It’s all about the stories.
When life is hard, stories remind us that we’re not alone. They tell us that life can be good. They inspire and empower us to seek God’s Kingdom. And, through stories, we see the work of God.
I’ve known some incredible stories of people walking alongside and reaching out to others. The Garretts comforted a family experiencing the unbearable loss of a child. Chad listened to a young man talk about how he wished his life was different. Casey cared deeply for adults with special needs. Timmy and Erin connected with families at their daughter’s school. Rick and Alice helped some in a homeless community journey closer to Jesus. Mike and Christine played board games long into the night to build relationships with their neighbors. Mike led a woman to Christ at the convenience store.
Through stories, we see the work of God.
And then there is Ted and Tami’s story. They longed to see the beauty, justice, and good news of Jesus saturate their small town. Months turned into years as they prayed, fasted, and sought the Lord’s guidance. They often asked, “How long does it take? When will we see a breakthrough? What is the best way to show the people in our town that Jesus cares so deeply for them?”
They were doing the slow and often grueling work of building relationships through meals, birthday parties, community events, and workplace conversations. Eventually, they began to see the seeds of their work sprouting. Lines started to form, connecting between all the seemingly random dots. Their hope and faith in Jesus were strong, and now they are beginning to see the truth of John 5:17 come alive: “My Father is always working, and so am I” (NLT).
Slow Is the New Fast
Stories like these remind us that we need to activate the full body of Christ to see cities brought into God’s Kingdom. Unfortunately, in today’s world, we want everything, and we want it now. Our culture has conditioned us for on-demand food, relief, entertainment, information, updates, commerce, etc. It’s no wonder most people balk at taking months or years to help someone live into the masterpiece God created them to become.
Stories remind us that we need to activate the full body of Christ to see cities brought into God’s Kingdom.
However, we have to do the slow, hard work of building relationships so that we can speak into the lives of others. We have to wait on Holy Spirit for direction and seek God first. The ongoing equipping and coaching of everyday leaders is therefore critical for several reasons:
- Leaders need support. Coaches provide consistent prayer over leaders and offer encouragement to build them up. They are also available to give guidance when situational issues arise.
- Leaders need to be challenged. Without someone asking them hard questions, leaders can get stuck in their comfort zones. Coaches challenge them to live intentionally by asking introspective and guiding questions. If we want leaders to move forward, there must be someone holding them accountable for their next steps.
- Leaders need growth. None of us have “arrived.” Everyone has room to grow. Coaches offer leaders tools, resources, and training that take their leadership skills to the next level. More importantly, coaches challenge them to become more like Jesus.

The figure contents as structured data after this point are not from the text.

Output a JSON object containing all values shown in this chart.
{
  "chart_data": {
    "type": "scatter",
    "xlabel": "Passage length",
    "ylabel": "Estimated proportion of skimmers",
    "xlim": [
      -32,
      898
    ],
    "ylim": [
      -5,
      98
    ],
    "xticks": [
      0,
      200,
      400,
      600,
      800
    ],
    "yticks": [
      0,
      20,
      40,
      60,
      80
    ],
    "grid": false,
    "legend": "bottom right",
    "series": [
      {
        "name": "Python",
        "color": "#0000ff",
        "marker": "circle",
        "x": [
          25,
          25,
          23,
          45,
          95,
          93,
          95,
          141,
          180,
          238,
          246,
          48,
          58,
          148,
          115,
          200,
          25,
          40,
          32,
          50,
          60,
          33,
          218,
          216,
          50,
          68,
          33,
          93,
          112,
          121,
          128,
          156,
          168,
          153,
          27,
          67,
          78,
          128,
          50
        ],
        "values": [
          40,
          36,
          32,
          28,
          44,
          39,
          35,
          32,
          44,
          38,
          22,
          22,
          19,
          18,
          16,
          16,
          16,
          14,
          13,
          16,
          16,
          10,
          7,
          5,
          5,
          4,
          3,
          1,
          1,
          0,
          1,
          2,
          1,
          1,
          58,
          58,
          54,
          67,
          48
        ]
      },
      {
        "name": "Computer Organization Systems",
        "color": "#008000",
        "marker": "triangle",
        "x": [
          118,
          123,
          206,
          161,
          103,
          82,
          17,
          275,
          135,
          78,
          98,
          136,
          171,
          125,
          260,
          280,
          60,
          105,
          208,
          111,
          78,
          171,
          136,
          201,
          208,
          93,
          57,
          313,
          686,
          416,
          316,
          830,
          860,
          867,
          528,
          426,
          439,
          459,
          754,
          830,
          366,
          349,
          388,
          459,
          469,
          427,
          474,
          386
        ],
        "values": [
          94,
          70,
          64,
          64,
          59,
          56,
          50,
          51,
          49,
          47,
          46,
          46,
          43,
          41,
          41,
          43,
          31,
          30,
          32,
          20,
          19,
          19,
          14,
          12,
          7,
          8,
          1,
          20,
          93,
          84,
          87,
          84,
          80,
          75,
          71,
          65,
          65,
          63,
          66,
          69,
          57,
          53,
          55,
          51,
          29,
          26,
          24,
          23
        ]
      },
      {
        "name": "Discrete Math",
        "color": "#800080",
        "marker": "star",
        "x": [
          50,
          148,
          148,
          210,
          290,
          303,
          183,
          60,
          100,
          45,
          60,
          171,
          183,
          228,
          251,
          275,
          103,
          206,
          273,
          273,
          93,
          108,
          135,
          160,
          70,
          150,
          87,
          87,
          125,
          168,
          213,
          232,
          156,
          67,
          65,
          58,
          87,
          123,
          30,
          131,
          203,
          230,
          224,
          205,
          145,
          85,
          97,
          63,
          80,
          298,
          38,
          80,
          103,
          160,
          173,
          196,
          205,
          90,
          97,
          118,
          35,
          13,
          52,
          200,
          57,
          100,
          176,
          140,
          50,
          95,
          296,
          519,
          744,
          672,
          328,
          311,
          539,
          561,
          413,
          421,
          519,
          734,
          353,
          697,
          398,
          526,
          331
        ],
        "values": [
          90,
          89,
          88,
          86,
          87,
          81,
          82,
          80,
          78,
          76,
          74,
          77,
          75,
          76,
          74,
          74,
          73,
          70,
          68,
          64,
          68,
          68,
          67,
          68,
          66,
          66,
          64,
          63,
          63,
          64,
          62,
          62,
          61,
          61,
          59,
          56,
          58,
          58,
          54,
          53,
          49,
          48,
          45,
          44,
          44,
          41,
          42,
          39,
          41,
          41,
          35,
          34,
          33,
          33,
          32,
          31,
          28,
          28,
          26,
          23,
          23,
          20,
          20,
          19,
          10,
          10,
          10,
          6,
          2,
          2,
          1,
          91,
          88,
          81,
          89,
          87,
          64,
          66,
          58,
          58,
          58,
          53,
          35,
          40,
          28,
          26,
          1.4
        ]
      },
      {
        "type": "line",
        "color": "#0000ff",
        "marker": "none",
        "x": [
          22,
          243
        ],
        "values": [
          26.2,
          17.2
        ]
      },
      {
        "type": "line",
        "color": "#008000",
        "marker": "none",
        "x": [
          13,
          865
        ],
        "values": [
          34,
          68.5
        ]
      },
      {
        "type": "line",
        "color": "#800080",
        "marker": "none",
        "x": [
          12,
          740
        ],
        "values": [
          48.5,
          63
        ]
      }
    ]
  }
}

Leaders need to flourish in all areas of their life: spiritual, mental, emotional, and physical. Wholeness and health in all areas are essential. A leader can flourish spiritually but struggle emotionally. Coaching and equipping can prompt them to thrive in all areas. Plus, everyone needs coaching, including the coaches themselves.
A Sample Coaching Model
A few years ago, we started with one-to-one coaching but quickly realized that it was not scalable or the primary way that Jesus equipped. Most often, Jesus was with groups of people (3, 12, 72, etc.). Since we transitioned to coaching groups, we have seen multiple benefits, such as:
- A place to talk about and process mission and next steps
- Thought-provoking questions
- New tools and resources
- New ideas and perspectives
- Reminders to think beyond ourselves
- Perseverance to break through barriers
- Camaraderie with like-minded missionaries
Our coaching groups can meet in person or virtual, and we let leaders choose the frequency. Typically, there is one coach for every four to eight leaders. During the 90-minute sessions, we review last month’s action steps and create new ones for the next month. In addition, we share stories of the Holy Spirit’s movement, address challenges, and discuss helpful tools and resources.
And so, we end where we began. Stories. If you want to be storytellers of the movement of God, you must have healthy leaders who are continually equipped, coached, and challenged. Figure out what your leaders need, the best way to get it to them, and make it happen. You won’t regret it, and the harvest of stories will blow you away.